All right, stop grumbling. I know you didn’t come to hear how wonderful we are. Let’s talk about the unfortunate attack. I condemn the renegade raccoon, who had been a pet before his owner donated him to the zoo. Before being cleared for rabies he was held in a temporary cage and from there he escaped, eluded the search party, and Sunday before last charged the young daughter of Ian Smith and bit her pants leg. Mr. Smith, as bravely as any raccoon mother – fathers take no part in our upbringing – picked up his daughter and began battering the raccoon with his expert kicks. I assume Mr. Smith’s kicks hurt human opponents but they did not faze my fellow raccoon. Handing his daughter to his friend, who rushed to the museum office, Mr. Smith established a stable base from which he launched what he described as the hardest kicks of his life. Still the raccoon tore into him. Mr. Smith tried to climb above the fray, onto a tree branch, which regrettably broke, leaving the young martial artist prone on the ground where the raccoon at once tore off one of his shoes then attempted the coup de grace – a slash of the neck. Thankfully, the well-trained Mr. Smith thrust his arms up and, while at least protecting his jugular vein, suffered multiple deep bites to his fingers, one of which was almost severed. Mr. Smith, despite his background as a striker, instinctively realized, however belatedly, that tactical change was critical, and, like a grappler, threw his weight onto the raccoon and pinned it as museum officials and another visitor ran in to help. Bleeding heavily, Mr. Smith was rushed by ambulance to the hospital.
His most severely damaged finger was saved, his other cuts are healing, and, while he recovers, sleeplessly, at home, he’s justifiably upset that museum officials didn’t warn visitors that a raccoon was on the loose. Why didn’t they? Don’t communities receive warnings when human convicts escape? When one of us is loose in people-inhabited areas, including a zoo, there should be an official alarm. Mr. Smith is correct that unattended children could’ve been killed. It’s most fortunate his daughter escaped with but a scratch. We’re tough and aggressive critters who break into poultry houses and eat chickens and ducks and their eggs and their feed and storm into tents when we’re hungry or merely curious. You can kill as many of us as you want – as the above-mentioned raccoon was captured and quite correctly euthanized – but all your studies have proven we instinctively increase our rate of reproduction when our numbers dwindle.

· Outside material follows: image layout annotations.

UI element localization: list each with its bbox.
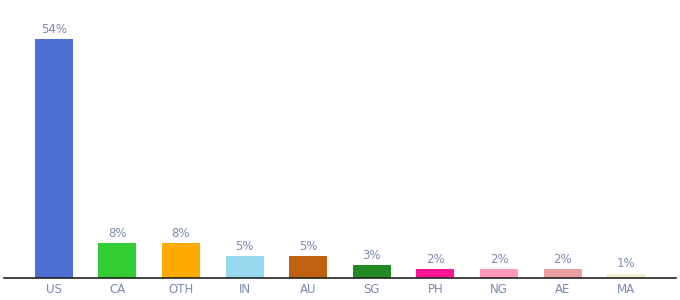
Text: 8%: 8% bbox=[108, 226, 126, 240]
Bar bbox=[416, 269, 454, 278]
Text: 5%: 5% bbox=[299, 240, 318, 253]
Bar bbox=[543, 269, 581, 278]
Bar bbox=[99, 243, 137, 278]
Text: 2%: 2% bbox=[554, 253, 572, 266]
Text: 2%: 2% bbox=[426, 253, 445, 266]
Bar bbox=[480, 269, 518, 278]
Text: 54%: 54% bbox=[41, 23, 67, 36]
Bar bbox=[226, 256, 264, 278]
Text: 8%: 8% bbox=[172, 226, 190, 240]
Text: 2%: 2% bbox=[490, 253, 509, 266]
Bar bbox=[289, 256, 327, 278]
Bar bbox=[35, 40, 73, 278]
Text: 1%: 1% bbox=[617, 257, 636, 271]
Text: 5%: 5% bbox=[235, 240, 254, 253]
Bar bbox=[162, 243, 200, 278]
Bar bbox=[607, 274, 645, 278]
Text: 3%: 3% bbox=[362, 249, 381, 262]
Bar bbox=[353, 265, 391, 278]
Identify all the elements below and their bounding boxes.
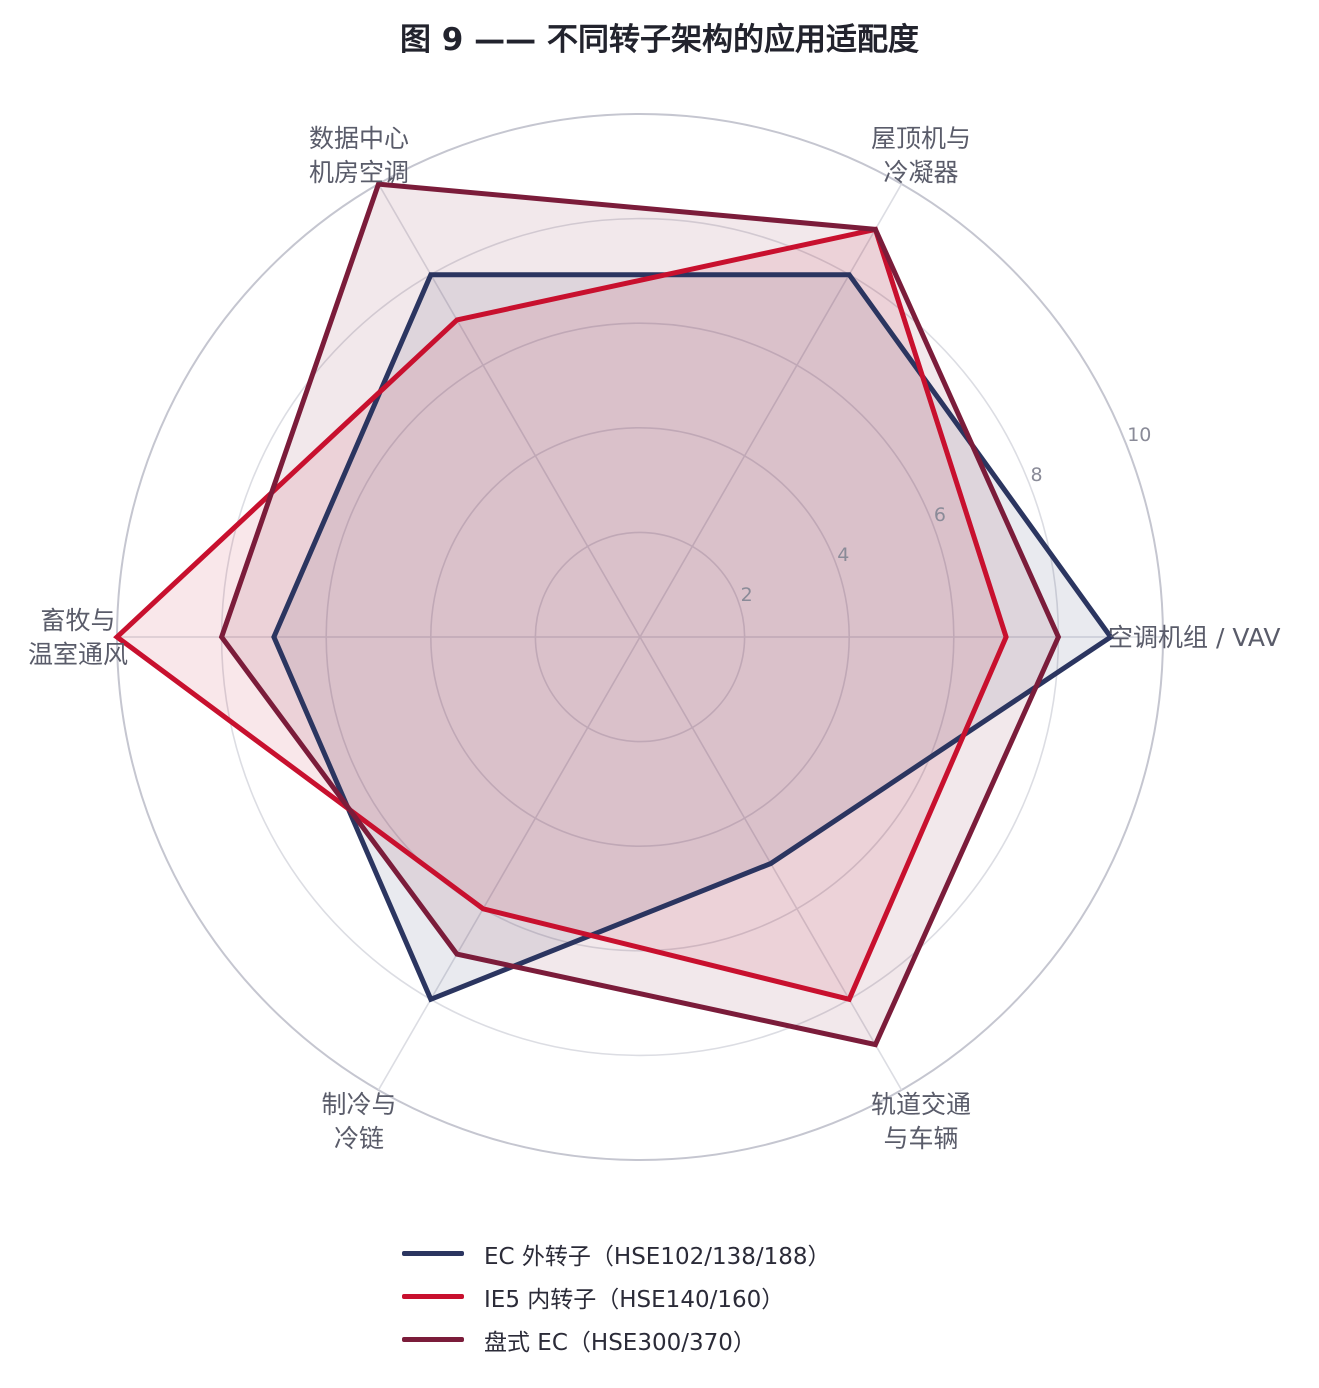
legend-swatch bbox=[402, 1251, 464, 1256]
axis-label-2: 数据中心机房空调 bbox=[309, 124, 409, 187]
axis-label-line: 制冷与 bbox=[321, 1090, 396, 1119]
series-line-0 bbox=[271, 272, 1115, 1003]
legend-swatch bbox=[402, 1294, 464, 1299]
radial-tick-2: 6 bbox=[934, 504, 946, 526]
axis-label-line: 温室通风 bbox=[28, 640, 128, 669]
axis-label-line: 屋顶机与 bbox=[871, 124, 971, 153]
legend-label: EC 外转子（HSE102/138/188） bbox=[484, 1243, 831, 1270]
radial-tick-1: 4 bbox=[837, 544, 849, 566]
legend-item-0: EC 外转子（HSE102/138/188） bbox=[402, 1232, 831, 1275]
axis-label-line: 与车辆 bbox=[883, 1124, 958, 1153]
axis-label-line: 机房空调 bbox=[309, 158, 409, 187]
series-line-2 bbox=[218, 181, 1062, 1048]
axis-label-0: 空调机组 / VAV bbox=[1108, 623, 1280, 652]
axis-label-line: 轨道交通 bbox=[871, 1090, 971, 1119]
axis-spoke-1 bbox=[639, 183, 903, 638]
axis-label-1: 屋顶机与冷凝器 bbox=[871, 124, 971, 187]
legend-item-2: 盘式 EC（HSE300/370） bbox=[402, 1318, 831, 1361]
axis-label-line: 畜牧与 bbox=[40, 606, 115, 635]
radar-series bbox=[113, 181, 1115, 1048]
axis-label-line: 冷链 bbox=[334, 1124, 384, 1153]
radial-tick-4: 10 bbox=[1127, 424, 1151, 446]
radial-tick-0: 2 bbox=[741, 584, 753, 606]
series-area-1 bbox=[117, 229, 1007, 1000]
legend-swatch bbox=[402, 1337, 464, 1342]
axis-label-line: 空调机组 / VAV bbox=[1108, 623, 1280, 652]
legend-item-1: IE5 内转子（HSE140/160） bbox=[402, 1275, 831, 1318]
radial-tick-labels: 2 4 6 8 10 bbox=[741, 424, 1152, 606]
axis-label-5: 轨道交通与车辆 bbox=[871, 1090, 971, 1153]
radial-tick-3: 8 bbox=[1031, 464, 1043, 486]
axis-label-line: 冷凝器 bbox=[883, 158, 958, 187]
series-area-2 bbox=[221, 184, 1059, 1045]
axis-label-line: 数据中心 bbox=[309, 124, 409, 153]
series-area-0 bbox=[273, 274, 1111, 1000]
legend-label: IE5 内转子（HSE140/160） bbox=[484, 1286, 785, 1313]
axis-spoke-2 bbox=[377, 183, 641, 638]
axis-label-4: 制冷与冷链 bbox=[321, 1090, 396, 1153]
axis-label-3: 畜牧与温室通风 bbox=[28, 606, 128, 669]
legend: EC 外转子（HSE102/138/188） IE5 内转子（HSE140/160… bbox=[402, 1232, 831, 1361]
legend-label: 盘式 EC（HSE300/370） bbox=[484, 1329, 756, 1356]
axis-spoke-4 bbox=[377, 636, 641, 1091]
chart-title: 图 9 —— 不同转子架构的应用适配度 bbox=[400, 22, 919, 58]
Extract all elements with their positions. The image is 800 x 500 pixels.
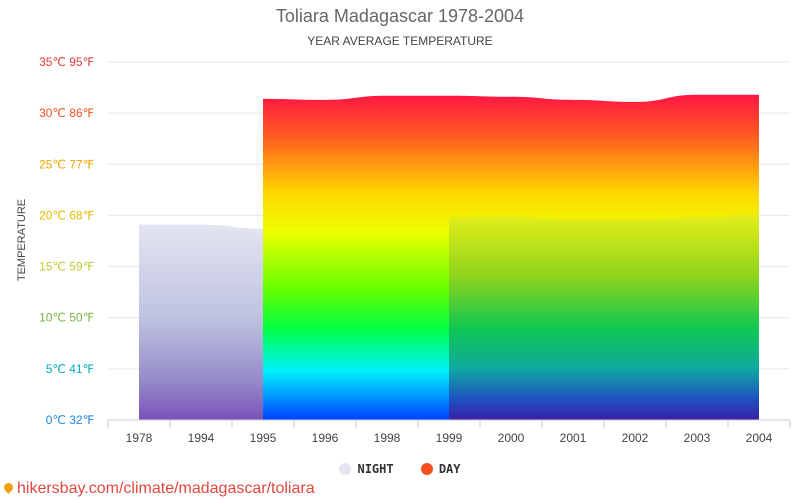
day-swatch-icon bbox=[420, 463, 433, 475]
chart-canvas: 0℃ 32℉ 5℃ 41℉ 10℃ 50℉ 15℃ 59℉ 20℃ 68℉ 25℃ 77℉… bbox=[39, 55, 791, 445]
x-tick-label: 1996 bbox=[312, 431, 339, 445]
y-tick-label: 20℃ 68℉ bbox=[39, 208, 94, 222]
y-tick-label: 25℃ 77℉ bbox=[39, 157, 94, 171]
chart-subtitle: YEAR AVERAGE TEMPERATURE bbox=[307, 34, 493, 48]
x-tick-label: 1999 bbox=[436, 431, 463, 445]
y-tick-label: 15℃ 59℉ bbox=[39, 260, 94, 274]
night-series-area bbox=[449, 214, 759, 420]
source-link[interactable]: hikersbay.com/climate/madagascar/toliara bbox=[2, 480, 315, 498]
x-tick-label: 2003 bbox=[684, 431, 711, 445]
legend-night-label: NIGHT bbox=[357, 462, 394, 476]
y-tick-label: 0℃ 32℉ bbox=[46, 413, 94, 427]
location-pin-icon bbox=[2, 481, 15, 494]
legend-item-night[interactable]: NIGHT bbox=[339, 462, 394, 476]
y-tick-label: 30℃ 86℉ bbox=[39, 106, 94, 120]
x-tick-label: 2001 bbox=[560, 431, 587, 445]
legend-day-label: DAY bbox=[438, 462, 461, 476]
plot-areas bbox=[139, 94, 759, 420]
x-tick-label: 2002 bbox=[622, 431, 649, 445]
y-tick-label: 5℃ 41℉ bbox=[46, 362, 94, 376]
night-swatch-icon bbox=[339, 463, 352, 475]
y-tick-label: 35℃ 95℉ bbox=[39, 55, 94, 69]
x-tick-label: 1978 bbox=[126, 431, 153, 445]
x-tick-label: 1998 bbox=[374, 431, 401, 445]
source-text: hikersbay.com/climate/madagascar/toliara bbox=[17, 480, 315, 497]
chart-title: Toliara Madagascar 1978-2004 bbox=[275, 6, 525, 26]
x-tick-label: 2004 bbox=[746, 431, 773, 445]
legend-item-day[interactable]: DAY bbox=[420, 462, 461, 476]
x-tick-label: 2000 bbox=[498, 431, 525, 445]
night-series-area bbox=[139, 224, 263, 420]
x-tick-label: 1995 bbox=[250, 431, 277, 445]
axes: 0℃ 32℉ 5℃ 41℉ 10℃ 50℉ 15℃ 59℉ 20℃ 68℉ 25℃ 77℉… bbox=[39, 55, 791, 445]
legend: NIGHT DAY bbox=[0, 462, 800, 476]
x-tick-label: 1994 bbox=[188, 431, 215, 445]
y-tick-label: 10℃ 50℉ bbox=[39, 311, 94, 325]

You don’t want to eliminate us anyway. We’re part of the natural balance you define and fun to shoot. Maybe there’s a sliver of luck in being selected for life in a zoo, where raccoons sometimes live for twenty years. In the wild the average is but two or three years. Also, this zoo offers a cage that I call rural chic, featuring several hollowed out sections of trees that we favor, both vertical and horizontal, branches to walk on, a very fine stone wading pool, and hammocks where my two fellow raccoons are lounging today. I commend people for offering us a finer prison than we would ever offer you. But I cannot forget that your bald eagle, so noble when viewed straight on yet so sad in profile, will never soar again, nor will the four-hundred-fifty pound brown bear lumber through a forest, nor the bobcats dash across mountains, pouncing on prey. That’s why I think you should forever close all zoos. If you want to see animals, visit them in the wild.